Innovation and R&D While not a technology company, Brixmor has leaned into data analytics and digital tools to sharpen its decisions on leasing, redevelopment, and portfolio management. A dedicated analytics function and investments in cloud systems, customer data, and digital collaboration help the team identify which centers to upgrade, which tenants to target, and how to improve returns on each project. On the property side, the company is using energy‑efficient lighting, smart sensors, reflective roofs, and rooftop solar to reduce costs and environmental impact, supporting both profitability and ESG goals. Its long‑running program to improve the quality of anchor tenants and merchandise mix is another form of innovation, focused on tenant mix rather than pure technology. Future innovation is likely to be evolutionary—better data, smarter redevelopments, and deeper ESG efforts—rather than transformational.


Summary

Brixmor appears to be a steady, strategy‑driven retail REIT built around necessity‑based, grocery‑anchored shopping centers. Financially, it shows a pattern of gradual revenue and earnings growth, improving cash flow, and a relatively stable asset and debt profile.

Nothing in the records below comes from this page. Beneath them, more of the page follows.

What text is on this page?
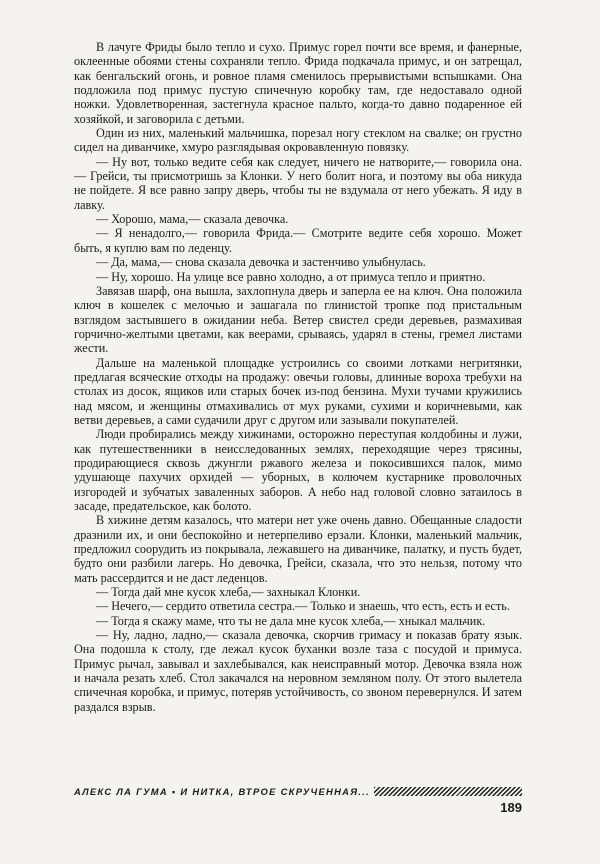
В лачуге Фриды было тепло и сухо. Примус горел почти все время, и фанерные, оклеенные обоями стены сохраняли тепло. Фрида подкачала примус, и он затрещал, как бенгальский огонь, и ровное пламя сменилось прерывистыми вспышками. Она подложила под примус пустую спичечную коробку там, где недоставало одной ножки. Удовлетворенная, застегнула красное пальто, когда-то давно подаренное ей хозяйкой, и заговорила с детьми.

Один из них, маленький мальчишка, порезал ногу стеклом на свалке; он грустно сидел на диванчике, хмуро разглядывая окровавленную повязку.

— Ну вот, только ведите себя как следует, ничего не натворите,— говорила она.— Грейси, ты присмотришь за Клонки. У него болит нога, и поэтому вы оба никуда не пойдете. Я все равно запру дверь, чтобы ты не вздумала от него убежать. Я иду в лавку.

— Хорошо, мама,— сказала девочка.

— Я ненадолго,— говорила Фрида.— Смотрите ведите себя хорошо. Может быть, я куплю вам по леденцу.

— Да, мама,— снова сказала девочка и застенчиво улыбнулась.

— Ну, хорошо. На улице все равно холодно, а от примуса тепло и приятно.

Завязав шарф, она вышла, захлопнула дверь и заперла ее на ключ. Она положила ключ в кошелек с мелочью и зашагала по глинистой тропке под пристальным взглядом застывшего в ожидании неба. Ветер свистел среди деревьев, размахивая горчично-желтыми цветами, как веерами, срываясь, ударял в стены, гремел листами жести.

Дальше на маленькой площадке устроились со своими лотками негритянки, предлагая всяческие отходы на продажу: овечьи головы, длинные вороха требухи на столах из досок, ящиков или старых бочек из-под бензина. Мухи тучами кружились над мясом, и женщины отмахивались от мух руками, сухими и коричневыми, как ветви деревьев, а сами судачили друг с другом или зазывали покупателей.

Люди пробирались между хижинами, осторожно переступая колдобины и лужи, как путешественники в неисследованных землях, переходящие через трясины, продирающиеся сквозь джунгли ржавого железа и покосившихся палок, мимо удушающе пахучих орхидей — уборных, в колючем кустарнике проволочных изгородей и зубчатых заваленных заборов. А небо над головой словно затаилось в засаде, предательское, как болото.

В хижине детям казалось, что матери нет уже очень давно. Обещанные сладости дразнили их, и они беспокойно и нетерпеливо ерзали. Клонки, маленький мальчик, предложил соорудить из покрывала, лежавшего на диванчике, палатку, и пусть будет, будто они разбили лагерь. Но девочка, Грейси, сказала, что это нельзя, потому что мать рассердится и не даст леденцов.

— Тогда дай мне кусок хлеба,— захныкал Клонки.

— Нечего,— сердито ответила сестра.— Только и знаешь, что есть, есть и есть.

— Тогда я скажу маме, что ты не дала мне кусок хлеба,— хныкал мальчик.

— Ну, ладно, ладно,— сказала девочка, скорчив гримасу и показав брату язык. Она подошла к столу, где лежал кусок буханки возле таза с посудой и примуса. Примус рычал, завывал и захлебывался, как неисправный мотор. Девочка взяла нож и начала резать хлеб. Стол закачался на неровном земляном полу. От этого вылетела спичечная коробка, и примус, потеряв устойчивость, со звоном перевернулся. И затем раздался взрыв.

АЛЕКС ЛА ГУМА ▪ И НИТКА, ВТРОЕ СКРУЧЕННАЯ...
189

Profitability looks solid at the property level, with earnings recovering well from pandemic lows. The company’s competitive edge lies in its value‑add redevelopment strategy, below‑market rents that create organic growth potential, and a focus on clustering properties in chosen markets. Its use of data analytics and sustainability initiatives supports more efficient operations and long‑term relevance, even though it is not a technology‑heavy business. The main watchpoints are continued execution on redevelopment projects, maintaining strong leasing spreads, and managing leverage prudently in a higher‑rate environment, all while navigating leadership transition without losing strategic focus.